Situated along Ilobu-Ifon Osun road, Olobu market is one of the oldest markets in Yorubaland and it comes up every three days. It is the best place to buy and sell staples and cash crops, jewellery, plantains, citrus fruit, yams, cassava, sorghum, beans, okra, peppers, and gourds. Cash crops such as cocoa, cotton, tobacco, palm oil, and palm kernels are collected and sold here.

Livestock, including dwarf cattle, goats, sheep, chickens, ducks, and guinea fowl, are also an important part of the town's economy. Weaving and dyeing are the prominent traditional crafts.

Ilobu is connected by road to Ogbomosho and Oshogbo. Population (1995) 194,400. The market attracts a lot of people from within and outside Ilobu most especially from around the neighbouring cities, towns and villages.

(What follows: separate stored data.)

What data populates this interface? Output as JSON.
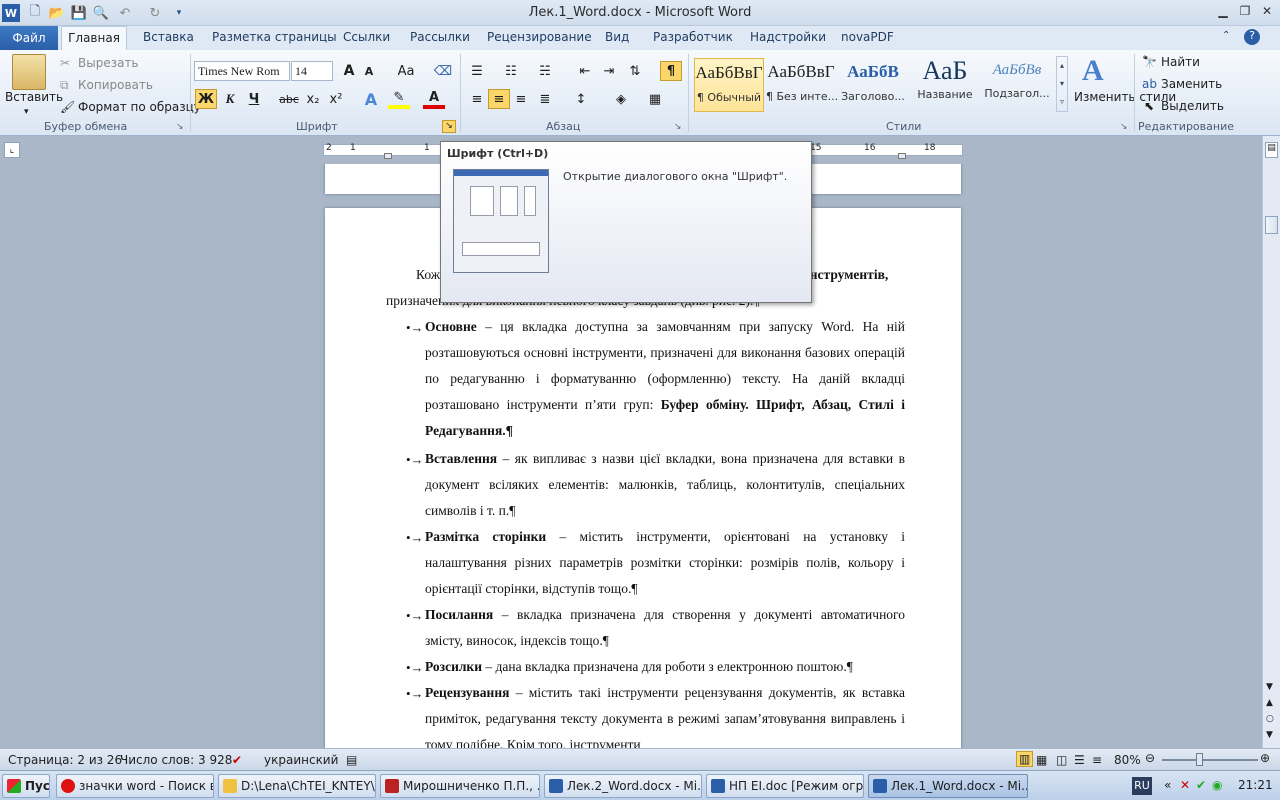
{
  "window": {
    "title": "Лек.1_Word.docx  -  Microsoft Word"
  },
  "tabs": {
    "file": "Файл",
    "items": [
      "Главная",
      "Вставка",
      "Разметка страницы",
      "Ссылки",
      "Рассылки",
      "Рецензирование",
      "Вид",
      "Разработчик",
      "Надстройки",
      "novaPDF"
    ]
  },
  "clipboard": {
    "paste": "Вставить",
    "cut": "Вырезать",
    "copy": "Копировать",
    "format_painter": "Формат по образцу",
    "label": "Буфер обмена"
  },
  "font": {
    "name": "Times New Rom",
    "size": "14",
    "label": "Шрифт",
    "bold": "Ж",
    "italic": "К",
    "underline": "Ч",
    "strike": "abc",
    "sub": "x₂",
    "sup": "x²",
    "grow": "A",
    "shrink": "A",
    "case": "Aa"
  },
  "paragraph": {
    "label": "Абзац",
    "pilcrow": "¶"
  },
  "styles": {
    "label": "Стили",
    "items": [
      {
        "sample": "АаБбВвГ",
        "name": "¶ Обычный"
      },
      {
        "sample": "АаБбВвГ",
        "name": "¶ Без инте..."
      },
      {
        "sample": "АаБбВ",
        "name": "Заголово..."
      },
      {
        "sample": "АаБ",
        "name": "Название"
      },
      {
        "sample": "АаБбВв",
        "name": "Подзагол..."
      }
    ],
    "change": "Изменить стили"
  },
  "editing": {
    "find": "Найти",
    "replace": "Заменить",
    "select": "Выделить",
    "label": "Редактирование"
  },
  "ruler": {
    "numbers": [
      "2",
      "1",
      "1",
      "2",
      "15",
      "16",
      "18"
    ]
  },
  "tooltip": {
    "title": "Шрифт (Ctrl+D)",
    "description": "Открытие диалогового окна \"Шрифт\"."
  },
  "document": {
    "intro1": "Кож",
    "intro1_right": "інструментів,",
    "intro2": "призначених для виконання певного класу завдань (див. рис. 2).¶",
    "items": [
      {
        "bold": "Основне",
        "text": " – ця вкладка доступна за замовчанням при запуску Word. На ній розташовуються основні інструменти, призначені для виконання базових операцій по редагуванню і форматуванню (оформленню) тексту. На даній вкладці розташовано інструменти п’яти груп: ",
        "tail": "Буфер обміну. Шрифт, Абзац, Стилі і Редагування.¶"
      },
      {
        "bold": "Вставлення",
        "text": " – як випливає з назви цієї вкладки, вона призначена для вставки в документ всіляких елементів: малюнків, таблиць, колонтитулів, спеціальних символів і т. п.¶",
        "tail": ""
      },
      {
        "bold": "Размітка сторінки",
        "text": " – містить інструменти, орієнтовані на установку і налаштування різних параметрів розмітки сторінки: розмірів полів, кольору і орієнтації сторінки, відступів тощо.¶",
        "tail": ""
      },
      {
        "bold": "Посилання",
        "text": " – вкладка призначена для створення у документі автоматичного змісту, виносок, індексів тощо.¶",
        "tail": ""
      },
      {
        "bold": "Розсилки",
        "text": " – дана вкладка призначена для роботи з електронною поштою.¶",
        "tail": ""
      },
      {
        "bold": "Рецензування",
        "text": " – містить такі інструменти рецензування документів, як вставка приміток, редагування тексту документа в режимі запам’ятовування виправлень і тому подібне. Крім того, інструменти",
        "tail": ""
      }
    ],
    "bullet": "•→"
  },
  "status": {
    "page": "Страница: 2 из 26",
    "words": "Число слов: 3 928",
    "lang": "украинский",
    "zoom": "80%"
  },
  "taskbar": {
    "start": "Пуск",
    "items": [
      "значки word - Поиск в...",
      "D:\\Lena\\ChTEI_KNTEY\\...",
      "Мирошниченко П.П., ...",
      "Лек.2_Word.docx - Mi...",
      "НП ЕІ.doc [Режим огр...",
      "Лек.1_Word.docx - Mi..."
    ],
    "lang": "RU",
    "time": "21:21"
  },
  "colors": {
    "accent": "#2a5ea8",
    "highlight": "#ffff00",
    "font_color": "#e00000"
  }
}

One of the remarkable things about Olobu market is its size. It is normally held from morning to evening.

Situated along Ilobu-Ire-akari-Erin Osun road, Adio market is an everyday market in Ilobu where food stuff and other goods are sold. The market attracts a lot of people from within and outside Ilobu and it is normally held from morning to evening.

==Future development==
With the establishment of Irepodun Local Government in 1976, there is every hope that the government will come to the aid of the town and with the new sense of pride and identity which the people now possess, it is hoped that the rate of development of llobu will increase remarkably.

==Town planning==
The planning of llobu has assumed a new dimension since the establishment by law of the town planning authority. The Osun State Town Planning Authority has exerted considerable influence on the town.

==Places of interest==
Places of interest in Ilobu are the Olobu Palace Complex, the Erinle shrine and Ilobu museum situated within the palace complex.

==Public utilities==
There are tarred roads from llobu to Osogbo, about 9.5 kilometres away, and Ogbomosho 48 kilometres, and the other from llobu to Ede, 24 kilometres. The town is linked by many roads, which are tarred and motorable. It has modern buildings, electricity, pipe-borne water, post office, telephone service, radio and television.